Selma Pettersen

Personal information
- Date of birth: 21 February 2003 (age 23)
- Place of birth: Norway
- Position: Defender

Team information
- Current team: Vålerenga
- Number: 5

Youth career
- Kjelsås
- Lyn

Senior career*
- Years: Team / Apps / (Gls)
- 2020–2021: Kolbotn / 7 / (0)
- 2021: → Øvrevoll Hosle (loan) / 6 / (0)
- 2022–2023: Stabæk / 35 / (1)
- 2023–: Vålerenga / 24 / (0)

International career^{‡}
- 2018: Norway U15 / 2 / (0)
- 2021–2022: Norway U19 / 10 / (0)
- 2022–: Norway U23 / 7 / (0)

= Selma Pettersen =

Norwegian footballer (born 2003)

Selma Pettersen (born 21 February 2003) is a Norwegian professional footballer who plays as a defender for Toppserien club Vålerenga.

== Club career ==
=== Kolbotn (2020–2021) ===
Pettersen had trouble with injuries at the start of her career. She went through several surgeries before signing for Toppserien side Kolbotn in 2020. She made her toppserien debut in May 2020. In the second half of the 2021 season, she was loaned out to second-tier side Øvrevoll Hosle.

=== Stabæk (2022–2023) ===
In December 2021 she signed a two-year deal with Stabæk. She made her league debut against Vålerenga on 21 March 2022. Pettersen scored her first league goal against Lillestrøm SK on 18 June 2022, scoring in the 70th minute.
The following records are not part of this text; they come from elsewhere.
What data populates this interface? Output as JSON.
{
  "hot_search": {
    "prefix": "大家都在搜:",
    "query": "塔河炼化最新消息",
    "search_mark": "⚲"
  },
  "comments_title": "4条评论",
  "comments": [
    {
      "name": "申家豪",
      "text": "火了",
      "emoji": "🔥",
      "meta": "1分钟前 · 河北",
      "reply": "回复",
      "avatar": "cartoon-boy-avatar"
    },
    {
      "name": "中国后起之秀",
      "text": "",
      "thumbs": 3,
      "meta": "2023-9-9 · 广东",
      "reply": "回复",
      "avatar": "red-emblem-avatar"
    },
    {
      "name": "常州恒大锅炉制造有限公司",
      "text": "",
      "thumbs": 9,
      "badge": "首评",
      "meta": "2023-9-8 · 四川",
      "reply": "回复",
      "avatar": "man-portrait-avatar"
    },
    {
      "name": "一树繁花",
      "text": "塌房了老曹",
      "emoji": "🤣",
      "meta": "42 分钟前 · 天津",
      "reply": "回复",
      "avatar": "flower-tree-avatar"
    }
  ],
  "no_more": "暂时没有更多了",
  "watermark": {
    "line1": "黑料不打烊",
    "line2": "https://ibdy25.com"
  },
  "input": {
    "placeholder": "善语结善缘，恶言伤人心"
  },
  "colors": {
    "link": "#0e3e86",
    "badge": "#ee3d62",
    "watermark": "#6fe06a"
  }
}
In 2022 she was included in Aftenposten's list of the biggest talents in Norwegian football.

=== Vålerenga (2023–) ===
In July 2023 she signed a two-year deal with Vålerenga. She described it as a dream came true to sign for the club she was supporting as a child. She made her league debut against Åsane on 26 August 2023.

== National team career ==
Pettersen has international matches for U15, U19, and the U23 national team for Norway.

She was a part of the Norwegian squad who made it to the final of the 2022 UEFA Women's Under-19 Championship.